The letter explains that trusts which “can demonstrate staffing meets safe minimum requirements can continue existing MCoC provision”.
It adds that “trusts that cannot meet safe minimum staffing requirements for further rollout of MCoC, but can meet the safe minimum staffing requirements for existing MCoC provision, should cease further rollout and continue to support at the current level of provision or only provide services to existing women on MCoC pathways and suspend new women being booked into MCoC provision.”
Trusts that “cannot meet safe minimum staffing requirements” must “immediately suspend existing MCoC provision and ensure women are safely transferred to alternative maternity pathways of care”.

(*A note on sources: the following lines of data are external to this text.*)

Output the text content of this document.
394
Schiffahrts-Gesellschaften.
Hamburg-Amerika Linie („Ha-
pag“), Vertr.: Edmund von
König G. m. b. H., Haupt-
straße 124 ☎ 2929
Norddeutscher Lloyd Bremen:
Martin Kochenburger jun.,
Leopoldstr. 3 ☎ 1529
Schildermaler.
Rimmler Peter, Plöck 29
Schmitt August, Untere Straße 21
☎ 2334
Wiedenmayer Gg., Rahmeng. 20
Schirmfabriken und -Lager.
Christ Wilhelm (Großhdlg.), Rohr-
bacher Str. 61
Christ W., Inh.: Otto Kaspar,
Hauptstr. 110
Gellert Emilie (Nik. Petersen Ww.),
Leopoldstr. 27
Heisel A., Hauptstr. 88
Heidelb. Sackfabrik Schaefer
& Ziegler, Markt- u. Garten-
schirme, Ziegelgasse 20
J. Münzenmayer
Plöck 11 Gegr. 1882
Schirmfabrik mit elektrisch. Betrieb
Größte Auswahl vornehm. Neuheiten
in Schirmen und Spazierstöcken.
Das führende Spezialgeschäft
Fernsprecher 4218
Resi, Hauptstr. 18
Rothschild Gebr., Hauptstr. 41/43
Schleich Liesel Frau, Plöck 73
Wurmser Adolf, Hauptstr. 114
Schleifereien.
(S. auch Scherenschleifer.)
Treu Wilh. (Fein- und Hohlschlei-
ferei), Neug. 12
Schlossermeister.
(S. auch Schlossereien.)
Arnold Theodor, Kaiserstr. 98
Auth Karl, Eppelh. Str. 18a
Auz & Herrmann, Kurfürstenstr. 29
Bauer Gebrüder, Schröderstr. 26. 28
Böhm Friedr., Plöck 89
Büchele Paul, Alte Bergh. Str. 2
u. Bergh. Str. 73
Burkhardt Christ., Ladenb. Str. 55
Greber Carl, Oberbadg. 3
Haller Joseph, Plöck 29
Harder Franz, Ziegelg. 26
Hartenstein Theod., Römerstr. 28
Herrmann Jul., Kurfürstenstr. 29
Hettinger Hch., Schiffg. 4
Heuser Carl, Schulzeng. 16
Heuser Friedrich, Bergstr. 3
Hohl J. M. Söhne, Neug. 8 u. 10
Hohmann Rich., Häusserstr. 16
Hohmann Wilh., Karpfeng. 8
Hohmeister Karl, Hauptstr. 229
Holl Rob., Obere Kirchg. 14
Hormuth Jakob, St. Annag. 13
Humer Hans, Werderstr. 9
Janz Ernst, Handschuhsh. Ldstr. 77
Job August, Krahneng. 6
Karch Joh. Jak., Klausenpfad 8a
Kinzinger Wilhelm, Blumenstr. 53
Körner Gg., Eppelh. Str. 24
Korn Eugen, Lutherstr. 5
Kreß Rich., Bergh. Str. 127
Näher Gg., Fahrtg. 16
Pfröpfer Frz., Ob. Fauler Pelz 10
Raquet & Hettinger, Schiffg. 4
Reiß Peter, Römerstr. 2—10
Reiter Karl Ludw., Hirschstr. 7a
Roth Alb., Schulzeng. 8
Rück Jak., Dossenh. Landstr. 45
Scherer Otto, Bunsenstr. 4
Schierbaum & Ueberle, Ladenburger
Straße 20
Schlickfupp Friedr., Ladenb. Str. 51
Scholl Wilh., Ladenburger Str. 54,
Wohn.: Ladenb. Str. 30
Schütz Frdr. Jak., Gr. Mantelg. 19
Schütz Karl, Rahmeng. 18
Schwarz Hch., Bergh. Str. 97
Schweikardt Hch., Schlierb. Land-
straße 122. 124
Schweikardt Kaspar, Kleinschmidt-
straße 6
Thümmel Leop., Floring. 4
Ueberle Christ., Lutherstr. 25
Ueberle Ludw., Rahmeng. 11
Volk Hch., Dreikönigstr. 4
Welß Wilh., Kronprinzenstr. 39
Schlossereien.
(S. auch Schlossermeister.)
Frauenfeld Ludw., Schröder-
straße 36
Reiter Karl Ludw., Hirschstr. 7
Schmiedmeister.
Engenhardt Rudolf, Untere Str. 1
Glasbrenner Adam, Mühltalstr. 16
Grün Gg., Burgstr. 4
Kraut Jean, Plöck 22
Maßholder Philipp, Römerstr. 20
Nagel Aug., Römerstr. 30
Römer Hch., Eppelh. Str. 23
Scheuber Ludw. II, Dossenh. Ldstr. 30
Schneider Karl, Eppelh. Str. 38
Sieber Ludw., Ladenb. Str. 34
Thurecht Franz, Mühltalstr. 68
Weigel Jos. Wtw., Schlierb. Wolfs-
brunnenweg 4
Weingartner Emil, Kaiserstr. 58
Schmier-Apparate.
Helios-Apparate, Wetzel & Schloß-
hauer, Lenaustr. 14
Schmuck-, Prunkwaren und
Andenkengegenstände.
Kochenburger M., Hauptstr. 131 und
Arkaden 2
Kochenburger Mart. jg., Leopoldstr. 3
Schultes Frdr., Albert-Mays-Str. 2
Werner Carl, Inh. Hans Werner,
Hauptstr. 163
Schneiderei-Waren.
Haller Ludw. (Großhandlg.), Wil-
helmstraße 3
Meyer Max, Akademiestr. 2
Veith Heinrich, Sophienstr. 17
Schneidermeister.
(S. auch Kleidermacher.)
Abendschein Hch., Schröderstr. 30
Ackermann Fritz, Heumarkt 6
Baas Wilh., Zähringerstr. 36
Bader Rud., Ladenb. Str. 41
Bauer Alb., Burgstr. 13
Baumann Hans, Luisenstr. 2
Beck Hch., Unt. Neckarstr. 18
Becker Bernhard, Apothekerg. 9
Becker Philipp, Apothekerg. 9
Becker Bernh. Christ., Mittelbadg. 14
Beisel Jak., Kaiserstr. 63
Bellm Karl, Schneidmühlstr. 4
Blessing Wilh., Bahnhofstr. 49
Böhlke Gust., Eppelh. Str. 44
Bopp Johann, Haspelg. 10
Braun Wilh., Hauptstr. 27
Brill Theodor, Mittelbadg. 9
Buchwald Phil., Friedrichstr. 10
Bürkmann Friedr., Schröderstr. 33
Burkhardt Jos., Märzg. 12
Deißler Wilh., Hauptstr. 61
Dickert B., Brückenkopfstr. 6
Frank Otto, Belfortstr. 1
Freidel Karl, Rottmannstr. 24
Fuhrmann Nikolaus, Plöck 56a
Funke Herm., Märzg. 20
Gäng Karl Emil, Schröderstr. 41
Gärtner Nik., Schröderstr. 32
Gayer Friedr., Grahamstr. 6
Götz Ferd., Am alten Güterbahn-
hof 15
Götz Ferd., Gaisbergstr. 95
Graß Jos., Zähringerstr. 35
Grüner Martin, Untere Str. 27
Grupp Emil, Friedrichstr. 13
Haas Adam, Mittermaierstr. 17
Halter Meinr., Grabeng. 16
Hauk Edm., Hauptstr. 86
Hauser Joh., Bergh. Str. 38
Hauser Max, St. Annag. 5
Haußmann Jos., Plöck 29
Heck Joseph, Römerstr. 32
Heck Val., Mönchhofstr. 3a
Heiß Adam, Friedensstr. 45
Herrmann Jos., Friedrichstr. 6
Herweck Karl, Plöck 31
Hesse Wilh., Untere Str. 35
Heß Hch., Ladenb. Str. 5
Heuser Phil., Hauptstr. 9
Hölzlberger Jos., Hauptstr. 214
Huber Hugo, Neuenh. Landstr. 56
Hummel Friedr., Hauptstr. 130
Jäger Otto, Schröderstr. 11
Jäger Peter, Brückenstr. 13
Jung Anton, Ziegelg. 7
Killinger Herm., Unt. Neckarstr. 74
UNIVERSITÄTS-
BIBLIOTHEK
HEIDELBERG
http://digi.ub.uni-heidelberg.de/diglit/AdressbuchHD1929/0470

In bold lettering, Professor Dunkley-Bent and Dame Ruth state: “Trusts are not expected to deliver against a target level of MCoC, and this [policy] will remain in place until maternity services in England can demonstrate sufficient staffing levels to do so.”
The letter also reveals that NHSE “will publish a national delivery plan for maternity services this winter which will bring together actions for maternity services, including next steps for improving continuity across all professional groups.”